Some in wealthier and urban counties were able to access other resources. In San Francisco, SF Women Against Rape (SFWAR) tapped into funding they receive from the city’s Commission on the Status of Women, as well as the city’s philanthropic community. YWCA-Silicon Valley (YWCA-SV) got a promise of a $503,000 grant from Santa Clara County. They also increased fund-raising efforts.   

“All of us are experiencing significant demands in service with funding that has not kept up.” — Tanis Crosby

Urban rape crisis program’s access to more financial resources from localities and philanthropists is balanced by what YWCA-SV’s Tanis Crosby says is “significant compounding demand.”

In 2018, San Jose Inside reported that from 2007 to 2017, San Jose had seen a 263% increase in reported rapes. According to data provided by the FBI, the increase in reported rapes for Santa Clara county is lower than San Jose’s. From 2014 to 2018, Santa Clara County saw an 80% increase.

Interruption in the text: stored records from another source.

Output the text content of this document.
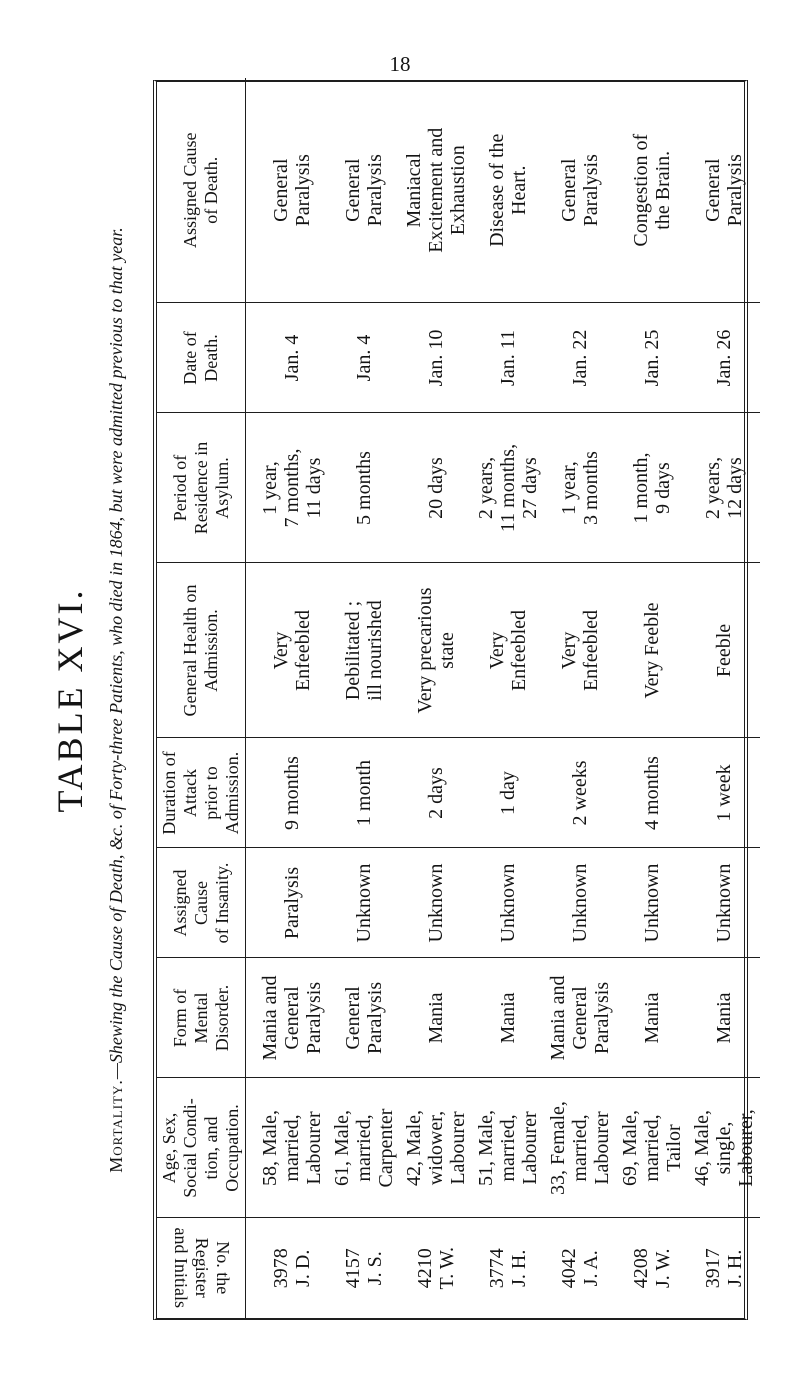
18
TABLE XVI.
Mortality.—Shewing the Cause of Death, &c. of Forty-three Patients, who died in 1864, but were admitted previous to that year.
No. the
Register
and Initials	Age, Sex,
Social Condi-
tion, and
Occupation.	Form of
Mental
Disorder.	Assigned
Cause
of Insanity.	Duration of
Attack
prior to
Admission.	General Health on
Admission.	Period of
Residence in
Asylum.	Date of
Death.	Assigned Cause
of Death.
3978
J. D.	58, Male,
married,
Labourer	Mania and
General
Paralysis	Paralysis	9 months	Very
Enfeebled	1 year,
7 months,
11 days	Jan. 4	General
Paralysis
4157
J. S.	61, Male,
married,
Carpenter	General
Paralysis	Unknown	1 month	Debilitated ;
ill nourished	5 months	Jan. 4	General
Paralysis
4210
T. W.	42, Male,
widower,
Labourer	Mania	Unknown	2 days	Very precarious
state	20 days	Jan. 10	Maniacal
Excitement and
Exhaustion
3774
J. H.	51, Male,
married,
Labourer	Mania	Unknown	1 day	Very
Enfeebled	2 years,
11 months,
27 days	Jan. 11	Disease of the
Heart.
4042
J. A.	33, Female,
married,
Labourer	Mania and
General
Paralysis	Unknown	2 weeks	Very
Enfeebled	1 year,
3 months	Jan. 22	General
Paralysis
4208
J. W.	69, Male,
married,
Tailor	Mania	Unknown	4 months	Very Feeble	1 month,
9 days	Jan. 25	Congestion of
the Brain.
3917
J. H.	46, Male,
single,
Labourer,	Mania	Unknown	1 week	Feeble	2 years,
12 days	Jan. 26	General
Paralysis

Other urban-dominated counties saw similar hikes: Los Angeles, 102%; San Bernardino, 98%; Alameda, 91%; and Fresno, 91%. While 102% and 80% is certainly lower than San Jose’s 263%, the percentage increases are still high, especially considering that most crimes in California are seeing a decline in reporting.

YWCA-SV’s Crosby says that while urban and rural areas face different challenges and access to resources, “all of us are experiencing significant demands in service with funding that has not kept up.”

She adds:  “I hope the state takes its role very seriously and understands that this needs to be appropriately resourced from end to end to end in this state, and resourced equitably, so if you happen to be a survivor in an urban area you don’t get better service just because your local rape crisis center is able to access more philanthropic resources.”